Pieter de Hooch1629-1684
Dutch
Pieter de Hooch Galleries
De Hooch was born in Rotterdam to Hendrick Hendricksz de Hooch, a bricklayer, and Annetge Pieters, a midwife. He was the eldest of five children and outlived all of his siblings. He studied art in Haarlem under the landscape painter, Nicolaes Berchem. Beginning in 1650, he worked as a painter and servant for a linen-merchant and art collector named Justus de la Grange. His service for the merchant required him to accompany him on his travels to The Hague, Leiden, and Delft, to which he eventually moved. It is likely that de Hooch handed over most of his works to la Grange during this period in exchange for board and other benefits, as this was a common commercial arrangement for painters at the time, and a later inventory recorded that la Grange possessed eleven of his paintings.
De Hooch was married in Delft in 1654 to Jannetje van der Burch, by whom he fathered seven children. While in Delft, de Hooch is also believed to have learned from the painters Carel Fabritius and Nicolaes Maes, who were both early members of the Delft School. He became a member of the painters' guild of Saint Luke in 1655, and had moved to Amsterdam by 1661.

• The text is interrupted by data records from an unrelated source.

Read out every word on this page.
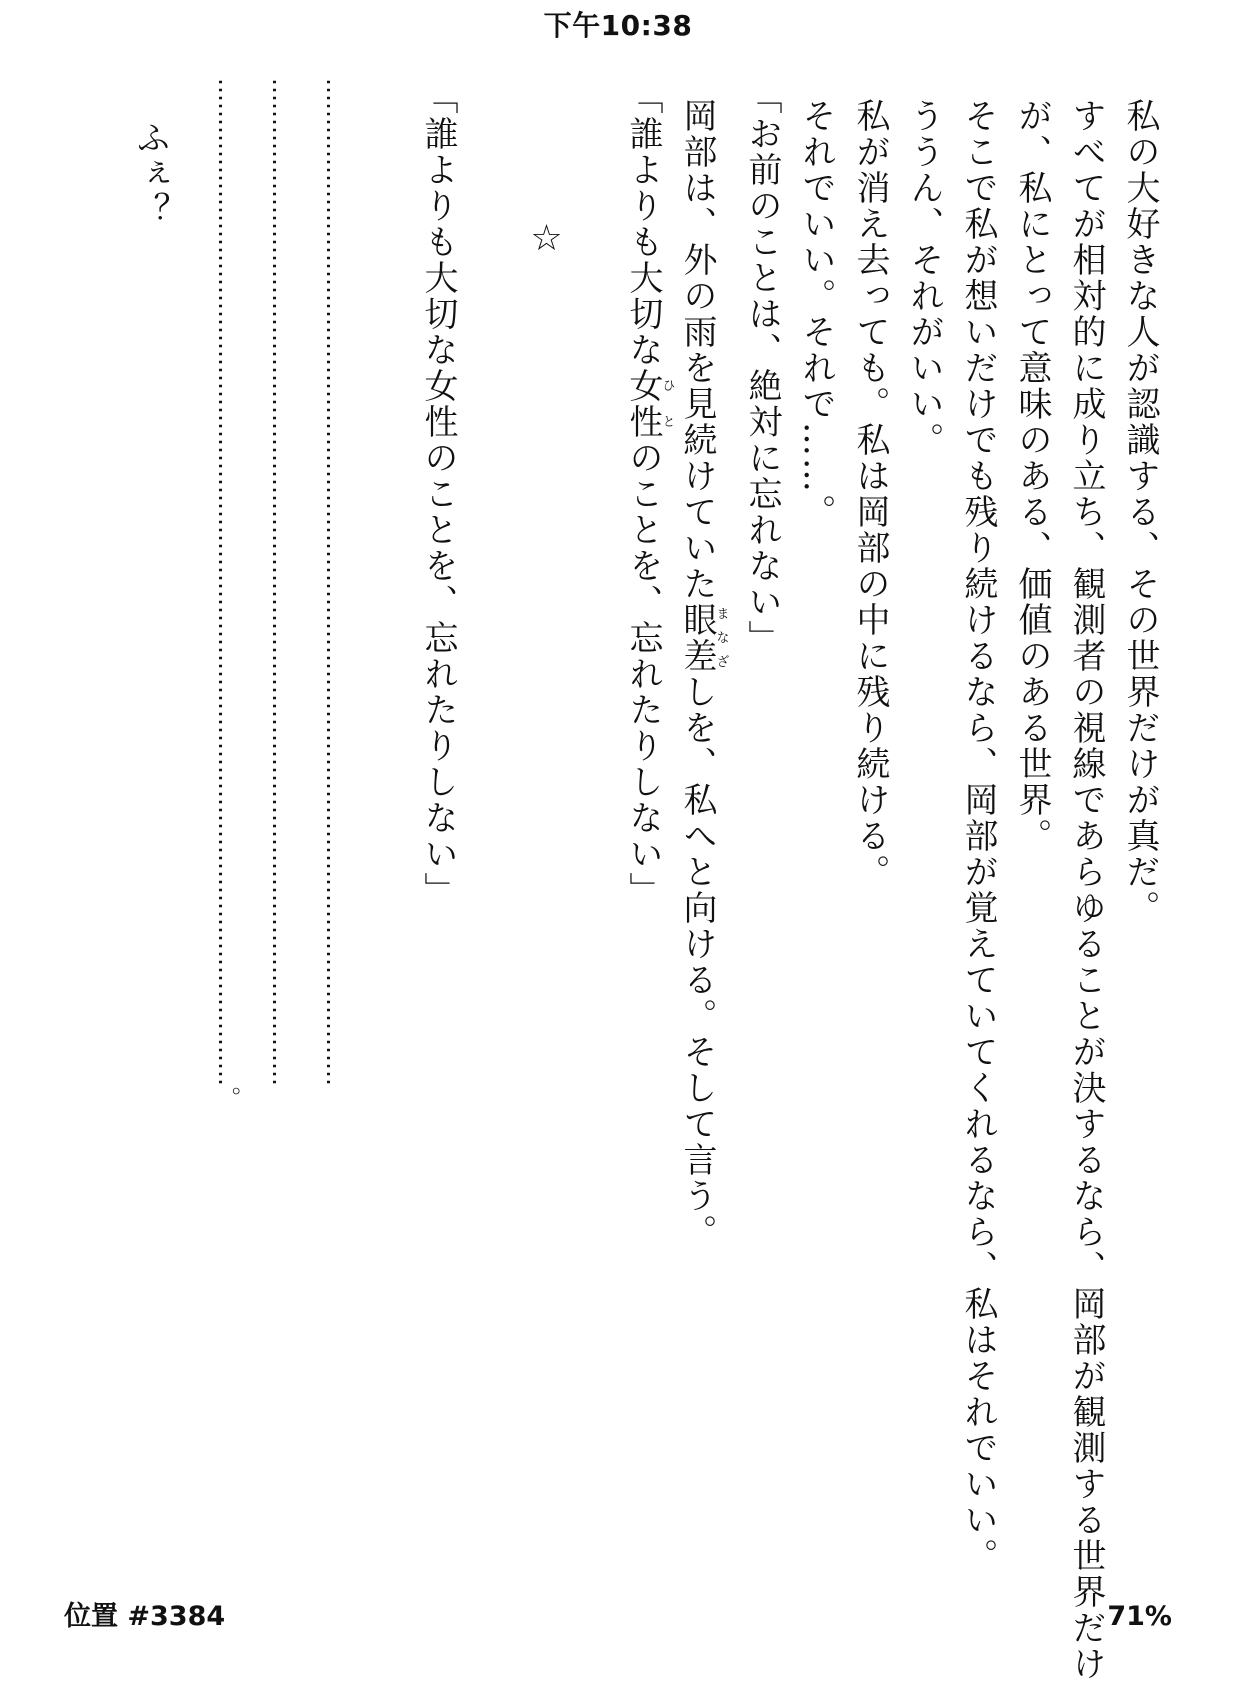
下午10:38
私の大好きな人が認識する、その世界だけが真だ。
すべてが相対的に成り立ち、観測者の視線であらゆることが決するなら、岡部が観測する世界だけ
が、私にとって意味のある、価値のある世界。
そこで私が想いだけでも残り続けるなら、岡部が覚えていてくれるなら、私はそれでいい。
ううん、それがいい。
私が消え去っても。私は岡部の中に残り続ける。
それでいい。それで……。
「お前のことは、絶対に忘れない」
岡部は、外の雨を見続けていた眼差まなざしを、私へと向ける。そして言う。
「誰よりも大切な女性ひとのことを、忘れたりしない」
☆
「誰よりも大切な女性のことを、忘れたりしない」
………………………………………………………………………………………………………………
………………………………………………………………………………………………………………
………………………………………………………………………………………………………………。
ふぇ？
位置 #3384	71%
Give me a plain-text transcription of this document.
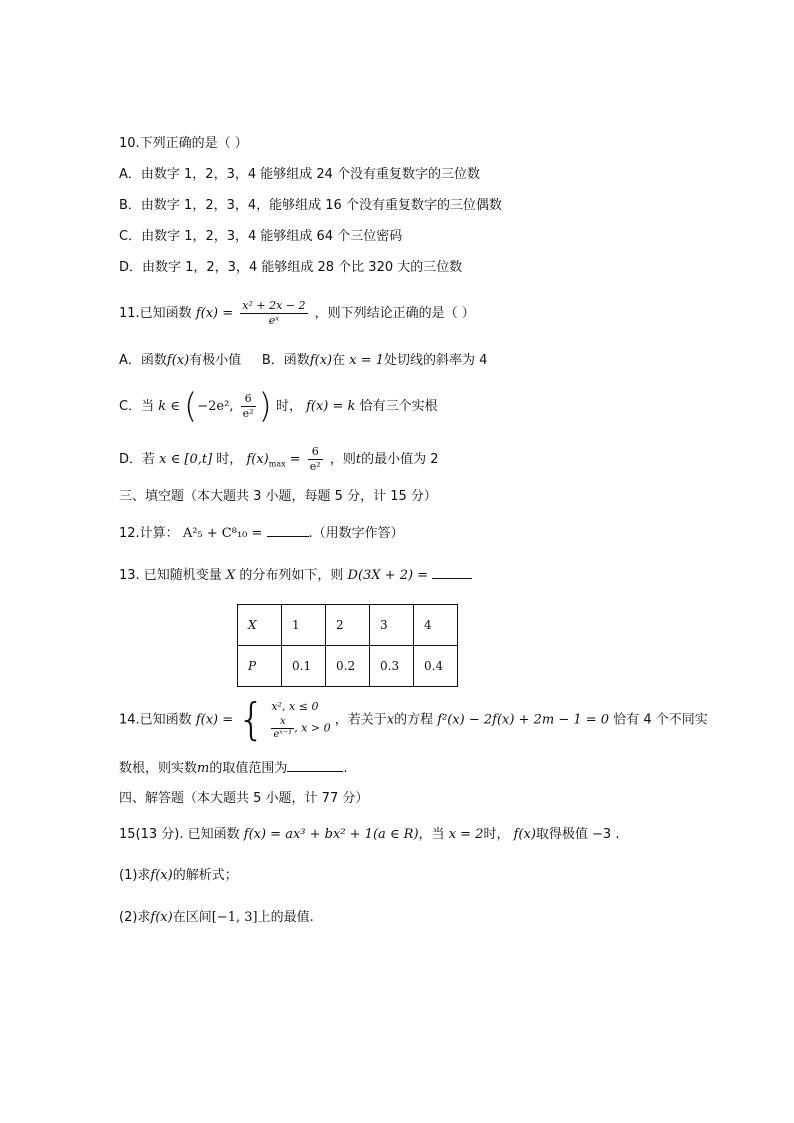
10.下列正确的是（ ）
A．由数字 1，2，3，4 能够组成 24 个没有重复数字的三位数
B．由数字 1，2，3，4，能够组成 16 个没有重复数字的三位偶数
C．由数字 1，2，3，4 能够组成 64 个三位密码
D．由数字 1，2，3，4 能够组成 28 个比 320 大的三位数
11.已知函数 $f(x) = \frac{\text{x² + 2x − 2}}{\text{eˣ}}$ ，则下列结论正确的是（ ）
A．函数f(x)有极小值 B．函数f(x)在 x = 1处切线的斜率为 4
C．当 k ∈ (−2e², $\frac{6}{\text{e²}}$ ) 时， f(x) = k 恰有三个实根
D．若 x ∈ [0,t] 时， $f(x)_{max} = \frac{6}{\text{e²}}$ ，则t的最小值为 2
三、填空题（本大题共 3 小题，每题 5 分，计 15 分）
12.计算： A²₅ + C⁸₁₀ =	.（用数字作答）
13. 已知随机变量 X 的分布列如下，则 D(3X + 2) =
X	1	2	3	4
P	0.1	0.2	0.3	0.4
14.已知函数 f(x) = { x², x ≤ 0
$\frac{x}{\text{eˣ⁻¹}}$ , x > 0
，若关于x的方程 f²(x) − 2f(x) + 2m − 1 = 0 恰有 4 个不同实
数根，则实数m的取值范围为	.
四、解答题（本大题共 5 小题，计 77 分）
15(13 分). 已知函数 f(x) = ax³ + bx² + 1(a ∈ R)，当 x = 2时， f(x)取得极值 −3 .
(1)求f(x)的解析式；
(2)求f(x)在区间[−1, 3]上的最值.
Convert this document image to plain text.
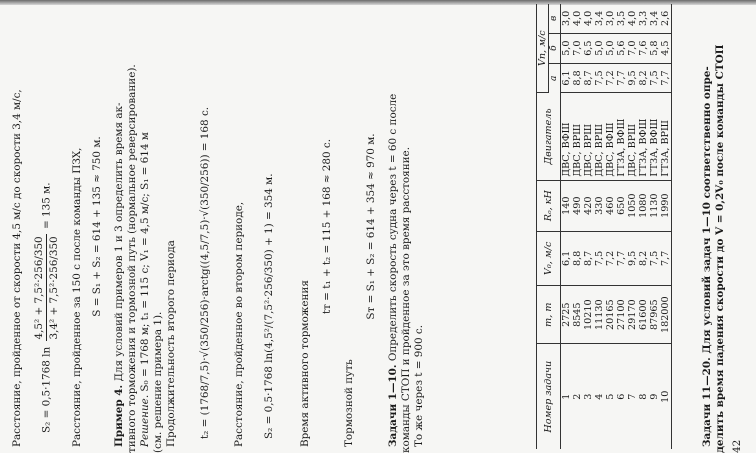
Расстояние, пройденное от скорости 4,5 м/с до скорости 3,4 м/с,	S₂ = 0,5·1768 ln
4,5² + 7,5²·256/350 3,4² + 7,5²·256/350
= 135 м.	Расстояние, пройденное за 150 с после команды ПЗХ, S = S₁ + S₂ = 614 + 135 ≈ 750 м.
Пример 4. Для условий примеров 1 и 3 определить время ак- тивного торможения и тормозной путь (нормальное реверсирование). Решение. S₀ = 1768 м; t₁ = 115 с; V₁ = 4,5 м/с; S₁ = 614 м (см. решение примера 1). Продолжительность второго периода t₂ = (1768/7,5)·√(350/256)·arctg((4,5/7,5)·√(350/256)) = 168 с. Расстояние, пройденное во втором периоде, S₂ = 0,5·1768 ln(4,5²/(7,5²·256/350) + 1) = 354 м. Время активного торможения
tт = t₁ + t₂ = 115 + 168 ≈ 280 с.
Тормозной путь
Sт = S₁ + S₂ = 614 + 354 ≈ 970 м.
Задачи 1—10. Определить скорость судна через t = 60 с после команды СТОП и пройденное за это время расстояние. То же через t = 900 с.	Номер задачи	m, т	V₀, м/с	Rₒ, кН	Двигатель	Vп, м/с		
					а	б	в
1	2725	6,1	140	ДВС, ВФШ	6,1	5,0	3,0
2	8545	8,8	490	ДВС, ВРШ	8,8	7,0	4,0
3	10210	8,7	420	ДВС, ВРШ	8,7	6,5	4,0
4	11130	7,5	330	ДВС, ВРШ	7,5	5,0	3,4
5	20165	7,2	460	ДВС, ВФШ	7,2	5,0	3,0
6	27100	7,7	650	ГТЗА, ВФШ	7,7	5,6	3,5
7	29170	9,5	1050	ДВС, ВРШ	9,5	7,0	4,0
8	61600	8,2	1080	ГТЗА, ВФШ	8,2	7,6	3,3
9	87965	7,5	1130	ГТЗА, ВФШ	7,5	5,8	3,4
10	182000	7,7	1990	ГТЗА, ВРШ	7,7	4,5	2,6
Задачи 11—20. Для условий задач 1—10 соответственно опре- делить время падения скорости до V = 0,2V₀ после команды СТОП 42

The early work of de Hooch, like most young painters of his time, was mostly composed of scenes of soldiers in stables and taverns, though he used these to develop great skill in light, color, and perspective rather than to explore an interest in the subject matter. After beginning his family in the mid-1650s, he switched his focus to domestic scenes and family portraits. His work showed astute observation of the mundane details of everyday life while also functioning as well-ordered morality tales. These paintings often exhibited a sophisticated and delicate treatment of light similar to those of Vermeer, who lived in Delft at the same time as de Hooch. 19th century art historians had assumed that Vermeer had been influenced by de Hooch's work, but the opposite is now believed.